I hope this whole pandemic gets settled. I hope you get a small fraction of what we deserve and that I can stop saying “It’s fine, I’m used to disappointment.” But I have to accept that this might just be one more pill to swallow. And even if it is, the coronavirus can’t take away the memories we’ve already made. This crisis just reminds me how important it is to love every minute we have, to take the picture even if I look a mess, to tell people you love them, to have a movie night. And I know we’ll still do those things. We won’t lay down and just twiddle our thumbs until May 15th. I plan on fighting for every sweet moment and smile and joke, and I plan to have fun however I can.


9-8-2019. There aren't many hills in Kansas, and there are even fewer castles, but there are a whole lot of fields and sunsets, and those are just as special. Take that, Ed. You don't have big green tractors in Suffolk, do you?

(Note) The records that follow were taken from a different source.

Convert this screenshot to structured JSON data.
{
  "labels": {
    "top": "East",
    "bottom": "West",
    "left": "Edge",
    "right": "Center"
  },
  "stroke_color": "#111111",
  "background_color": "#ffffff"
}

 I chose the opening lyrics because they feel so nostalgic—and they’re a little chaotic, just like us. But they feel like they come from a simpler time, and I think we need that right now. We also need some cheap spirits to drink straight. (But I can’t say that it’s been long since I’ve thrown up. I may have gotten real margarita drunk while I was in Lincoln [because if I got one more email about campus and online classes, I was going to lose my mind], and I definitely threw up, like, twice. It was the worst, and I never want to do it again, but I now relate to Rebecca’s story about spending the night on the bathroom floor because the cool tile felt good.)

However this semester ends, I will always be ready to come home to you guys. You’re my castle on the hill.

Love ∞,
Me 

PS. Happy Defense Week, Dustin! I know you'll absolutely smash your defense tomorrow! I'm so proud to know you, and can't wait until your writing is on bookshelves for the world to read and not just for your committee/me when I beg! Congratulations on all that's to come, you superstar, you!